Da du ja den DIV eventuell über Ajax einbindest fliegt einen der W3C ja nicht mehr um die Ohren sobald man andere Attribute benutzt als die erlaubten.  Ich geh einfach mal davon aus das dies der Fall ist darum noch die kleine Änderung ich hatte wohl eindeutig zuviel Kaffee.

*// EDIT*

crap sry da ist mir nen Fehler unterlaufen


----------



## Kipaboy (8. Januar 2008)

Danke für deine Hilfe aber ich stand wohl total auf dem Schlauch... brauche gar nicht so eine komplizierte Lösung.

Kann das auch einfach über eine checkvariable laufen lassen. Aber ist gut zu wissen wie das ganze jetzt einigermassen funktioniert werde mir das auch gleich nochmal genauer anschauen und warscheinlich anderweitig und abgeändert verwenden können..


----------



## FipsTheThief (8. Januar 2008)

Ob du so ne "komplizierte" Variante brauchst glaube ich auch nicht  

Also es würde quasi bei Dir 1 Zeile reichen , suchst Du nach der ID ist es document.getElementById(id) oder ist es der Name reicht es aus zu fragen document.namevomelement.

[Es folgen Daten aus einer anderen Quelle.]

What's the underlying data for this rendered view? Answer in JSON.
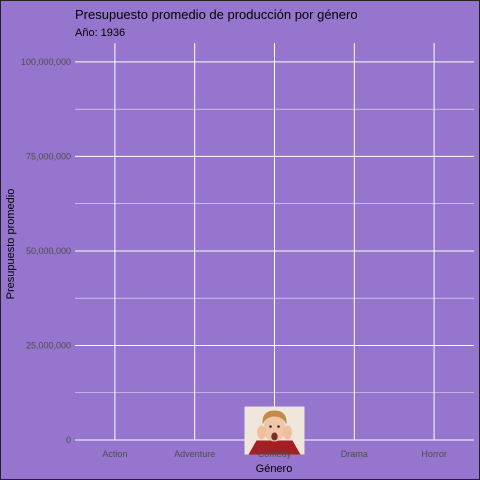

Das was ich da nun hingekleistert habe kann quasi alles finden also nicht nur DIV Layer. Sei es eine Tabelle , Link, Liste weiß der Geier was mit jedem beliebigen Attribute , wobei mit beliebigen Attributen sollte man schon vorsichtig sein wenn man den HTML Code valide haben will, also sowas nennt man dann wohl mit Kanonen auf Spatzen schießen in deinen Fall  

Das ganze läuft über Rekursion ab , wir nehmen das Grundelement und laufen alle Kinder durch. Sollte das Kind Element nun noch weitere Kindelemente haben ruft sich die Funktion selber noch einmal auf das neue Root Element ist nun aber das Kindelement.Sozusagen gehen wir vom Kind die Kinder auch noch alle durch. Das würde helfen wenn der HTML Code sehr verschachtelt ist. 

Sollte das Element gefunden worden sein wird found auf wahr gesetzt und dann gehts raus.


----------